Einzelhandel prägt Stadtbild

Ein weiterer Grund: Bei der Beschäftigung mit der Hagener Wirtschaft vor einigen Jahren sei ihr aufgefallen, erinnert sich Frau Funcke, dass in den heimatkundlichen Schriften Einzelhandelsbetriebe fast gar nicht vorkämen, „dabei prägen doch gerade sie das Erscheinungsbild einer Stadt und die Freizeitgestaltung der Bevölkerung”. Offenbar sei das Alltagsgeschehen für die meisten Forscher so selbstverständlich, dass es darüber nichts zu forschen gab.

„Ich habe jene Geschäfte erfasst, die bis 1925 gegründet wurden”, erläutert Frau Funcke ihre Recherche. „Die Ermittlung der Daten war nicht leicht, viele Unterlagen gingen im Krieg oder bei Geschäftsübergaben verloren. Die Auflistung ist nicht repräsentativ.”

82 Unternehmen erfasst

Von den erfassten 82 Unternehmen bestehen heute noch 29, davon rund die Hälfte in den Händen der Gründerfamilie, wie das Pelz- und Modegeschäft Wolff 1782 an der Elberfelder Straße 32 und die 1878 gegründete Fleischerei Schnettler in Boele. 57 der beschriebenen Geschäfte lagen oder liegen in der Innenstadt, zehn in Haspe wie das 1919 gegründete Autohaus Jürgens an der Berliner Straße 41, sechs in Hohenlimburg und neun in anderen Stadtteilen.
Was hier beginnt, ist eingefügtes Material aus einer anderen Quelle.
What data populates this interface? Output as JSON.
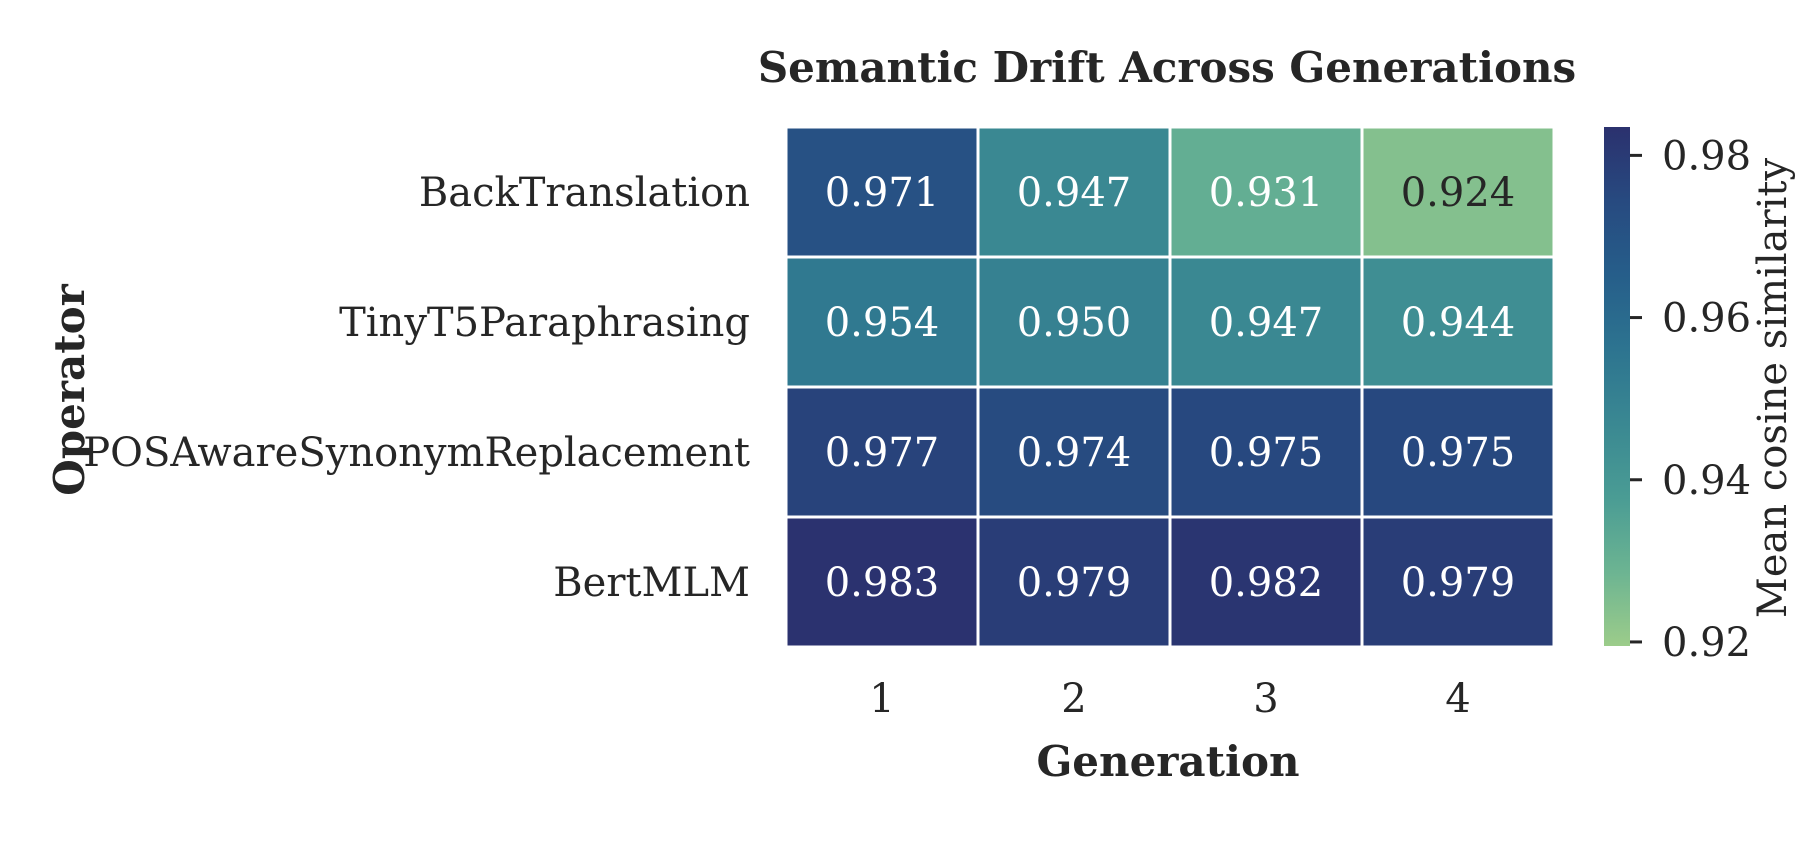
{
  "chart_data": {
    "type": "heatmap",
    "title": "Semantic Drift Across Generations",
    "xlabel": "Generation",
    "ylabel": "Operator",
    "x_categories": [
      "1",
      "2",
      "3",
      "4"
    ],
    "y_categories": [
      "BackTranslation",
      "TinyT5Paraphrasing",
      "POSAwareSynonymReplacement",
      "BertMLM"
    ],
    "values": [
      [
        0.971,
        0.947,
        0.931,
        0.924
      ],
      [
        0.954,
        0.95,
        0.947,
        0.944
      ],
      [
        0.977,
        0.974,
        0.975,
        0.975
      ],
      [
        0.983,
        0.979,
        0.982,
        0.979
      ]
    ],
    "value_labels": [
      [
        "0.971",
        "0.947",
        "0.931",
        "0.924"
      ],
      [
        "0.954",
        "0.950",
        "0.947",
        "0.944"
      ],
      [
        "0.977",
        "0.974",
        "0.975",
        "0.975"
      ],
      [
        "0.983",
        "0.979",
        "0.982",
        "0.979"
      ]
    ],
    "colorbar": {
      "label": "Mean cosine similarity",
      "ticks": [
        0.98,
        0.96,
        0.94,
        0.92
      ],
      "tick_labels": [
        "0.98",
        "0.96",
        "0.94",
        "0.92"
      ],
      "range": [
        0.9195,
        0.9835
      ],
      "colormap": "crest"
    },
    "colors": {
      "colormap_stops": [
        "#9ccc8a",
        "#6cb492",
        "#4a9c94",
        "#3a8892",
        "#2d7490",
        "#265e8a",
        "#274a80",
        "#2b316e"
      ],
      "light_text": "#ffffff",
      "dark_text": "#262626",
      "cell_border": "#ffffff"
    }
  }
}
Die Texte - die Geschäfte sind alphabetisch nach den Nachnamen des Gründers oder Inhabers geordnet - enthalten Angaben über die Gründungszeit und Anekdoten aus Verkaufsraum, Lager oder Küche. Über mutige unternehmerische Entscheidungen wird ebenso berichtet wie über traurige Konkurse.

Beim Durchblättern bleiben Aha-Effekte nicht aus; viele Geschäftsnamen sind dem Leser in Erinnerung - wie z. B. Spielwaren Helmert, Kindermoden Geschwister Müller, Herrenmode Keudel, Kaufhaus Kornblum, Bürobedarf Quitmann, Feinkost Scherney, Cafe´ Dreisbach und Cafe Tigges.

Zwei Jahre Arbeit

Zwei Jahre lang hat Liselotte Funcke an ihrem Buch (erschienen im Ardenku-Verlag) gearbeitet, ist Adressbücher durchgegangen, hat in Archiven gestöbert, mit Enkeln von Gründern gesprochen. Pläne für ein neues Buch hat die rüstige Dame nicht, doch, so betont sie, sei sie dankbar für weitere Informationen über den frühen Einzelhandel in Hagen, „vielleicht für eine spätere erweiterte Ausgabe”.